Alliteration is used "Blushed bright beneath the burning kiss" this makes it jolly and not harsh. The last line "And yet God has not said a work! " means he has a clear conscience, nothing has made him feel bad or guilty. As far as he is concerned he has not been struck by a thunderbolt so everything appears fine. At the end he reveals that he is a murderer and thinks he has not done anything wrong. In "My Last Duchess" the Duke lives in a Palace and the poem is based in his picture gallery.The opening sentence "That's my lady duchess painted on the wall" this suggests that he has had a number of Duchess's.
He does not have any feelings for her he just thinks of her as a painting, "That piece a wonder". She was emotional and that is why he did not like her. Unlike in "Porphyria's Lover" the lover liked Porphyria but killed her because he thought that was what she wanted. The Duke hates the way his wife is easily pleased. Everything that she likes he hates, she seems very sentimental.
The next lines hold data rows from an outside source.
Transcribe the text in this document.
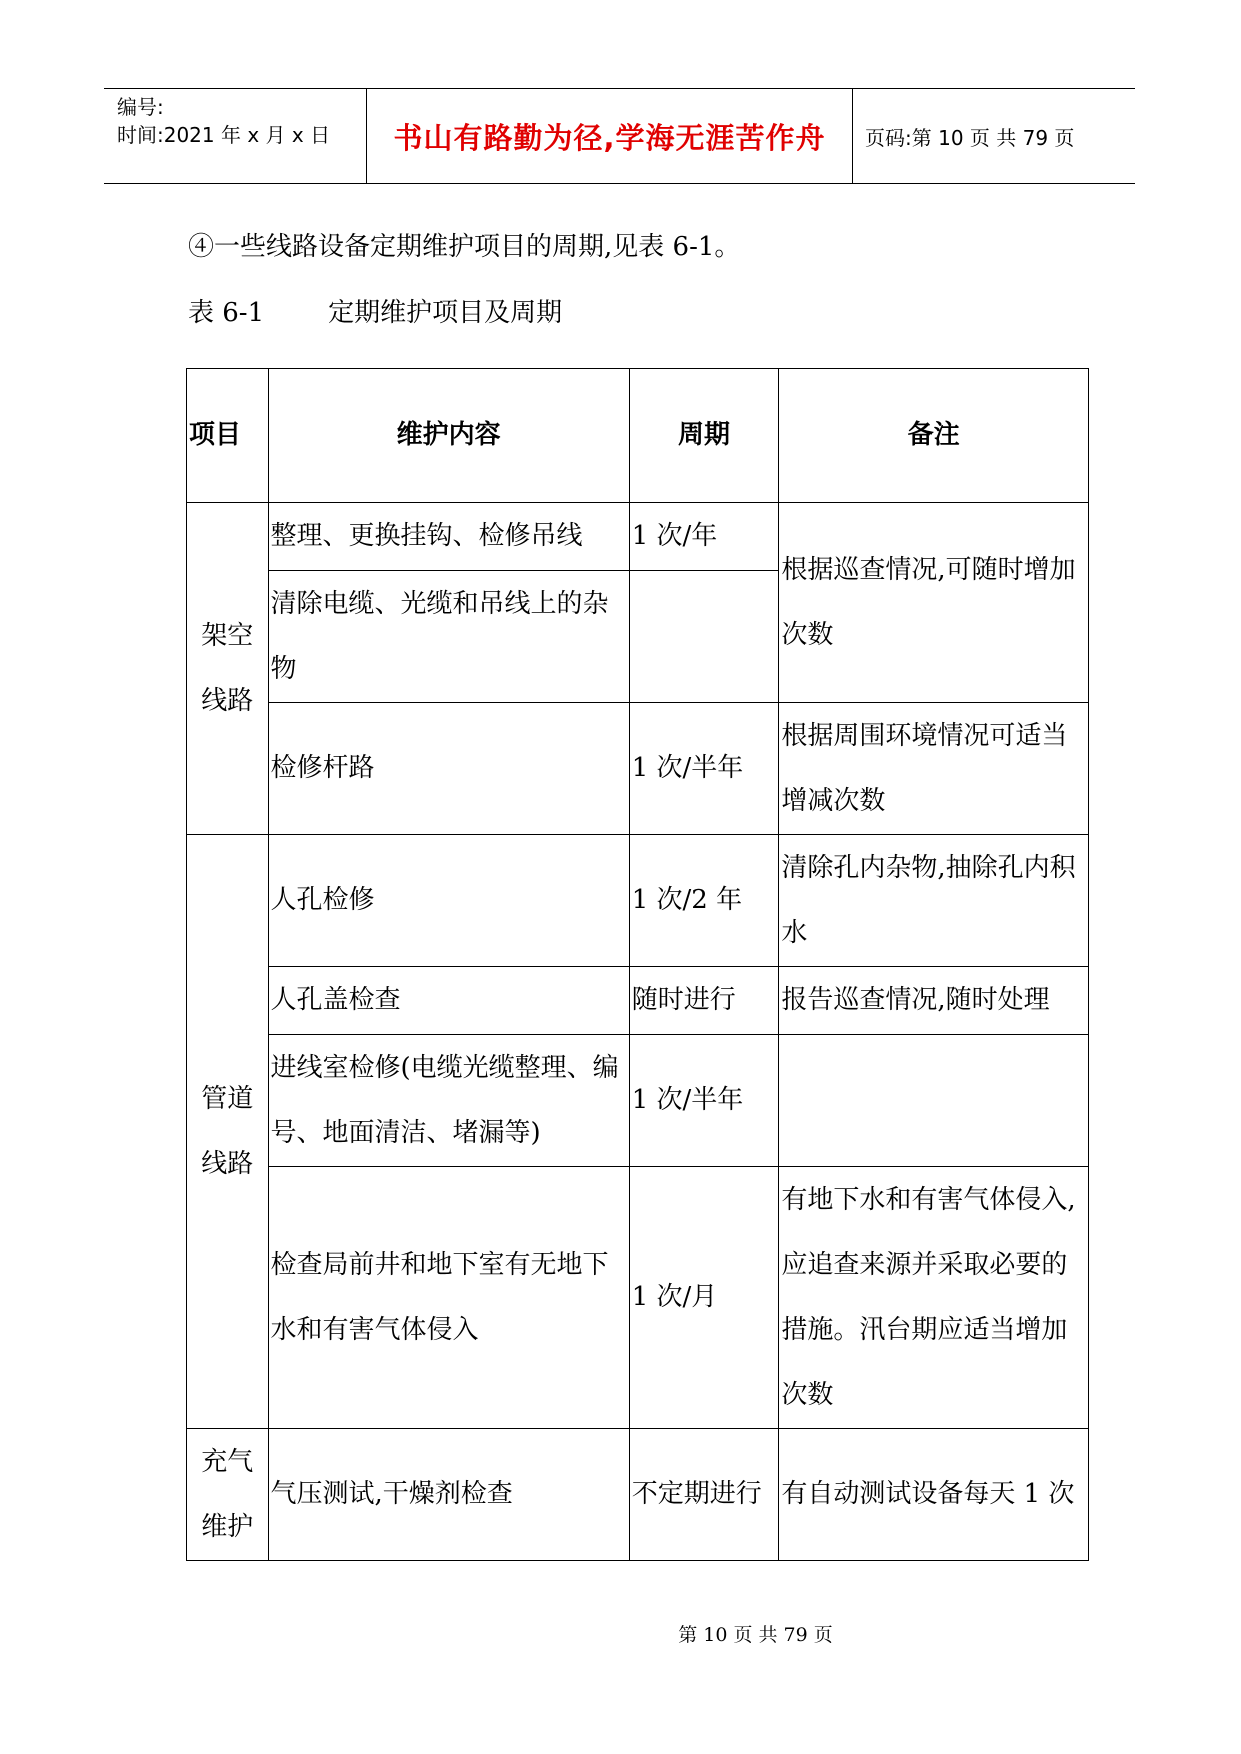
编号:
时间:2021 年 x 月 x 日	书山有路勤为径,学海无涯苦作舟 页码:第 10 页 共 79 页
④一些线路设备定期维护项目的周期,见表 6-1。
表 6-1 定期维护项目及周期
项目	维护内容	周期	备注
架空线路	整理、更换挂钩、检修吊线	1 次/年	根据巡查情况,可随时增加次数
	清除电缆、光缆和吊线上的杂物		
	检修杆路	1 次/半年	根据周围环境情况可适当增减次数
管道线路	人孔检修	1 次/2 年	清除孔内杂物,抽除孔内积水
	人孔盖检查	随时进行	报告巡查情况,随时处理
	进线室检修(电缆光缆整理、编号、地面清洁、堵漏等)	1 次/半年	
	检查局前井和地下室有无地下水和有害气体侵入	1 次/月	有地下水和有害气体侵入,应追查来源并采取必要的措施。汛台期应适当增加次数
充气维护	气压测试,干燥剂检查	不定期进行	有自动测试设备每天 1 次
第 10 页 共 79 页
He is a very proud and very classy man he talks a lot about Fra Pandolf the artist who drew the portrait. I gave commands" shows that he too killed his wife but he got somebody else to do it for him. "The Count you master's known munificence" he is talking to a servant of The Count. "Porphyria's Lover" and "My Last Duchess" are by the same poet. "My Last Duchess" is set in an earlier period by several hundred years.
Both the speaking voices are male. The girlfriends or wives both die and both the men are murderers. "The Cleaner" is about a cleaner who works in the Halls of Residence in a University. She works cleaning students' rooms.
In the opening line she says basically that she does not really like men, she has contempt for them, "I've seen it all you know. Men". She talks about students there as if she is their mother although she says she does feel like their mother "I feel a mother like". She says that when they finished with a younger girl who will be staying a year or so longer and they are just leaving a girl can get hurt, "And by Christmas" "They've finished here, they've gone.
A girl" "can get hurt. " She talks to the friends and gives them advice. "Twenty stubs in the ashtray", saying that they have been smoking.The last line "I can tell a lot from that", saying that they smoke in their rooms when they should not or they have had someone of the opposite sex round when they should not have. The speaker reveals that she is kind and caring but towards the end she spy's quite a lot on them. The poem is quite different from "Porphyria's Lover" and "My Last Duchess" because they involve killing.
"The Cleaner" just talks about issues like smoking and sex. The structures of all the poems are different. The structure of "Porphyria's Lover" is ABAB, which is quite tight and formal. My Last Duchess" is AABB, which has a strong rhyme."The Cleaner" has no rhyme there are six four lined verses and one last line. In the end of each story something is revealed about each of the speakers.
In "Porphyria's Lover" the lover is revealed to be a murderer, but the fact that he just killed her for no reason at all was horrible. In "My Last Duchess" the same again, the Duke is revealed to have got someone else to kill his wife, he killed his wife because he did not like the way she was. In "The Cleaner" the speaker is revealed to hate men and she thinks they are sly and only after one thing.